Ao longo da fuga, Shin reuniu informações que seriam decisivas para atravessar a fronteira. Descobriu que um dos pontos mais acessíveis era o rio Tumen, que separa parte da Coreia do Norte da China e, em alguns trechos, é relativamente estreito e raso. Também recebeu uma orientação inesperada: seria possível subornar guardas de fronteira oferecendo cigarros e biscoitos, desde que afirmasse ser um soldado visitando parentes na China. Foi exatamente essa estratégia que utilizou. Segundo ele, os soldados pareciam apenas um pouco menos famintos do que os próprios fugitivos, o que facilitava a aceitação dos subornos.

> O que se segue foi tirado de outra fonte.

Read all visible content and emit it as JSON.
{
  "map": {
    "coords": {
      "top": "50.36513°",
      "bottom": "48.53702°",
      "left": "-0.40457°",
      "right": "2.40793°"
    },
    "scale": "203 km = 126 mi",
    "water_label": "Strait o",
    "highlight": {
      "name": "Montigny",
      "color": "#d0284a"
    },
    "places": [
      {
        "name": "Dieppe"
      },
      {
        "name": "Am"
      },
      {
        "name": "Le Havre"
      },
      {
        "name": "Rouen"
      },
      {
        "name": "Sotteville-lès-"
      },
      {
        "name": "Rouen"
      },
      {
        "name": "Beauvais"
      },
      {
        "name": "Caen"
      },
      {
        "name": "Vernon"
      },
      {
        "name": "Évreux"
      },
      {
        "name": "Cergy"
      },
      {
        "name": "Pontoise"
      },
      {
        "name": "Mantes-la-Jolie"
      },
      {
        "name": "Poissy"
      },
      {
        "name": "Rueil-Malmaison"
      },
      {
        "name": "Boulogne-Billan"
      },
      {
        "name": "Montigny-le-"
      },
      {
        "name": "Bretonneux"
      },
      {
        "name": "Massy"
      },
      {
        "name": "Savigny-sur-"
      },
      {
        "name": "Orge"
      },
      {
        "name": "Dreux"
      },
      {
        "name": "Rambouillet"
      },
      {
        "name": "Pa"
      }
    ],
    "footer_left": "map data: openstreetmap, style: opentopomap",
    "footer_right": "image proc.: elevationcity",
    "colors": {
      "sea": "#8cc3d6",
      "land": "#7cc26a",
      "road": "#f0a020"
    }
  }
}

O jornalista Blaine Harden observa que essa situação foi favorecida pela maior flexibilidade na fronteira sino-coreana durante a crise alimentar que atingiu a Coreia do Norte nos anos 1990. A partir de 2004, contudo, Pyongyang começou a reforçar novamente o controle fronteiriço. Quando Shin fugiu, em 2005, essa janela de oportunidade ainda existia, mas já começava a se fechar.
Depois de cruzar o rio e chegar à China, Shin encontrou uma realidade que jamais imaginara. Conseguiu trabalho em uma fazenda de porcos, onde, pela primeira vez, tinha acesso regular a três refeições diárias, uma cama aquecida e um ambiente em que não era espancado nem insultado constantemente. Mais tarde, reconheceria que o proprietário o acolheu principalmente porque representava uma mão de obra barata e eficiente, mas isso pouco diminuía o contraste em relação à vida que conhecera até então.
Algumas semanas depois, deixou a fazenda porque o dono passou a temer represálias por abrigar refugiados norte-coreanos. Ainda assim, a presença de uma expressiva comunidade de origem coreana no nordeste da China e a relativa facilidade de absorção desses refugiados permitiram que Shin continuasse sua jornada, dando início à vida fora dos campos onde havia passado toda a infância e juventude.
Repercussão
As denúncias feitas por Shin provocaram forte reação do governo norte-coreano. Em 2014, o regime divulgou declarações oficiais acusando-o de mentir e afirmou que, antes de fugir, ele teria estuprado uma adolescente de 13 anos. As autoridades também confirmaram que sua mãe e seu irmão haviam sido executados em 1996, mas alegaram que ambos teriam sido condenados por assassinato, e não por tentativa de fuga. Na mesma época, o pai de Shin apareceu publicamente pedindo que o filho “parasse de espalhar mentiras”. O próprio Shin, entretanto, declarou acreditar que seu pai estava sendo coagido pelas autoridades norte-coreanas, considerando o histórico de controle e intimidação exercido pelo regime sobre familiares de desertores.
Ao longo do livro, Shin demonstra profunda dificuldade em enxergar a si mesmo como um sobrevivente ou um porta-voz dos demais prisioneiros. Segundo Blaine Harden, ele afirmava não ter o direito de falar em nome daqueles que continuavam presos e dizia sentir vergonha de muitas das escolhas que precisou fazer para sobreviver. Em uma das passagens mais marcantes, define a si próprio como “um animal tentando aprender a virar um ser humano”.
Na época das entrevistas, aos 26 anos, seu corpo ainda carregava cicatrizes de queimaduras, torturas e trabalhos forçados, além da amputação parcial do dedo médio da mão esquerda. Também apresentava baixa estatura em razão da desnutrição sofrida desde a infância. Nascido dentro do Campo 14, Shin jamais conheceu outra realidade até sua fuga e sequer entendia por que sua família estava presa: segundo ele, o suposto crime havia sido cometido por tios paternos, mas, dentro da lógica da culpa hereditária adotada pelo regime norte-coreano, toda a família foi condenada a pagar por isso.